Dirty pages have to be written back to disk when replaced. Takes extra overhead to replace a dirty
page, so give dirty pages an extra chance before replacing?
Common approach:
clean pages -- use N = 1
dirty pages -- use N = 2 (and write-back to disk when N=1)
To summarize, many machines maintain four bits per page table entry:
use : set when page is referenced, cleared by clock algorithm
modified : set when page is modified, cleared when page is written to disk
valid : ok for program to reference this page
read-only : ok for program to read page, but not to modify it (for example, for catching
modifications to code pages)
Inverted Page Table
Page tables map virtual page # -> physical page #
Do we need the reverse? physical page # -> virtual page #?
Yes. Clock algorithm runs through page frames. What if it ran through page tables?
(i) many more entries
(ii) what if there is sharing?
Thrashing: memory overcommitted, pages tossed out while still needed.
Example: One program, touches 50 pages (each equally likely).

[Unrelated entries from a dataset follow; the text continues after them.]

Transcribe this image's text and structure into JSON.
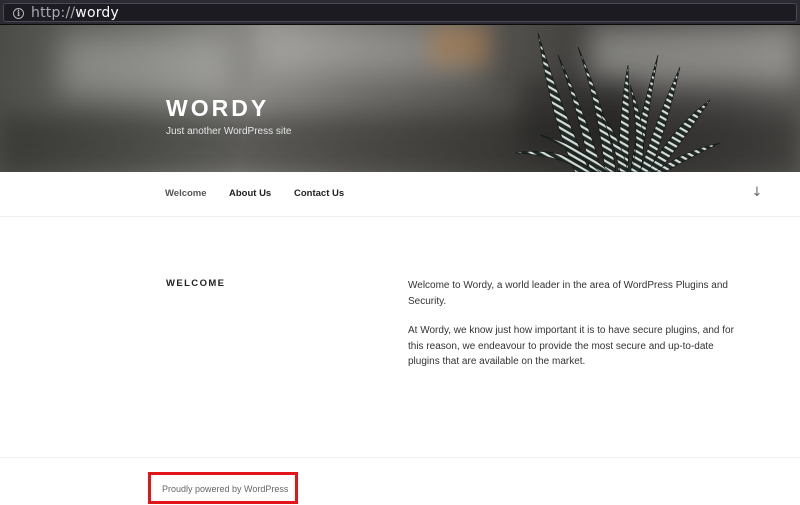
{
  "browser": {
    "url_scheme": "http://",
    "url_host": "wordy",
    "info_icon": "info-icon"
  },
  "header": {
    "site_title": "WORDY",
    "site_description": "Just another WordPress site"
  },
  "nav": {
    "items": [
      {
        "label": "Welcome",
        "current": true
      },
      {
        "label": "About Us",
        "current": false
      },
      {
        "label": "Contact Us",
        "current": false
      }
    ],
    "scroll_icon": "arrow-down-icon"
  },
  "page": {
    "title": "WELCOME",
    "paragraphs": [
      "Welcome to Wordy, a world leader in the area of WordPress Plugins and Security.",
      "At Wordy, we know just how important it is to have secure plugins, and for this reason, we endeavour to provide the most secure and up-to-date plugins that are available on the market."
    ]
  },
  "footer": {
    "powered_by": "Proudly powered by WordPress",
    "highlight_color": "#e4141b"
  }
}
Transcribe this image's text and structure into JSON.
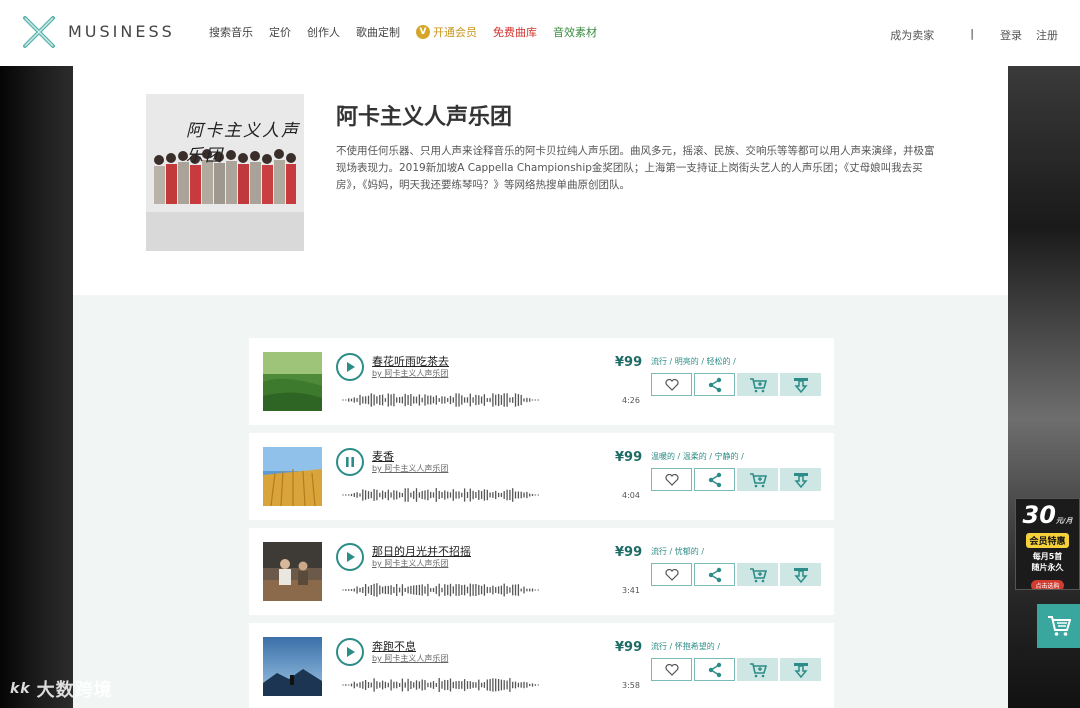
{
  "header": {
    "brand": "MUSINESS",
    "nav": [
      {
        "label": "搜索音乐"
      },
      {
        "label": "定价"
      },
      {
        "label": "创作人"
      },
      {
        "label": "歌曲定制"
      },
      {
        "label": "开通会员",
        "badge": "V"
      },
      {
        "label": "免费曲库"
      },
      {
        "label": "音效素材"
      }
    ],
    "sell_label": "成为卖家",
    "separator": "|",
    "login_label": "登录",
    "register_label": "注册"
  },
  "artist": {
    "name": "阿卡主义人声乐团",
    "cover_text": "阿卡主义人声乐团",
    "description": "不使用任何乐器、只用人声来诠释音乐的阿卡贝拉纯人声乐团。曲风多元，摇滚、民族、交响乐等等都可以用人声来演绎，并极富现场表现力。2019新加坡A Cappella Championship金奖团队；上海第一支持证上岗街头艺人的人声乐团；《丈母娘叫我去买房》，《妈妈，明天我还要练琴吗？》等网络热搜单曲原创团队。"
  },
  "tracks": [
    {
      "title": "春花听雨吃茶去",
      "artist": "by 阿卡主义人声乐团",
      "price": "¥99",
      "tags": "流行 / 明亮的 / 轻松的 /",
      "duration": "4:26",
      "state": "paused"
    },
    {
      "title": "麦香",
      "artist": "by 阿卡主义人声乐团",
      "price": "¥99",
      "tags": "温暖的 / 温柔的 / 宁静的 /",
      "duration": "4:04",
      "state": "playing"
    },
    {
      "title": "那日的月光并不招摇",
      "artist": "by 阿卡主义人声乐团",
      "price": "¥99",
      "tags": "流行 / 忧郁的 /",
      "duration": "3:41",
      "state": "paused"
    },
    {
      "title": "奔跑不息",
      "artist": "by 阿卡主义人声乐团",
      "price": "¥99",
      "tags": "流行 / 怀抱希望的 /",
      "duration": "3:58",
      "state": "paused"
    }
  ],
  "promo": {
    "number": "30",
    "unit": "元/月",
    "tag": "会员特惠",
    "line1": "每月5首",
    "line2": "随片永久",
    "button": "点击选购"
  },
  "watermark": "大数跨境",
  "watermark_mark": "kk",
  "colors": {
    "accent": "#2c8c87",
    "price": "#1f6b66",
    "cart": "#3aa79f"
  }
}
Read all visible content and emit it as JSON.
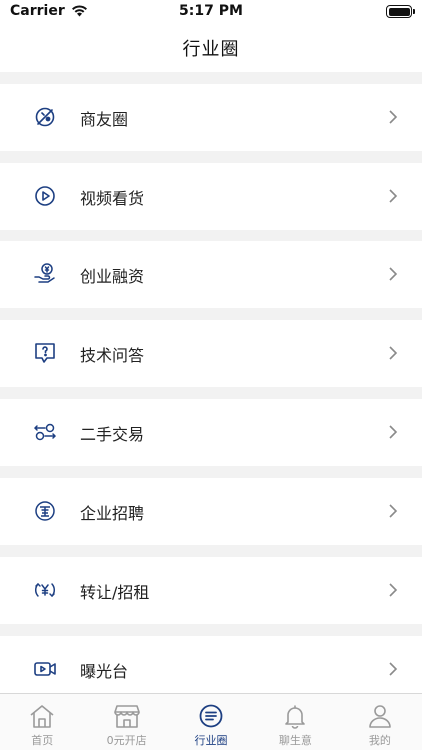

Have only 40 physical page frames
If have enough pages, 200 ns/ref
If have too few pages, assume every 5th page reference, page
4 refs x 200 ns
1 page fault x 10 ms for disk I/O
Dennings Working Set
Informally, collection of pages process is using right now Formally, set of pages job has referenced
in last T seconds.
How do we pick T?
1 page fault = 10 msec
10 msec = 2 million instructions
So T needs to be a lot bigger than 1 million instructions. How do you figure out what working set
(a) Modify clock algorithm, so that it sweeps at fixed intervals. Keep idle time/page -- how many
sec since last reference
(b) With second chance list -- how many seconds since got put on 2nd chance list Now that you
know how many pages each program needs, what to do?
Global replacement
(UNIX) -- all pages in one pool.
More flexible -- if my process needs a lot, and you need a little, I can grab pages from you.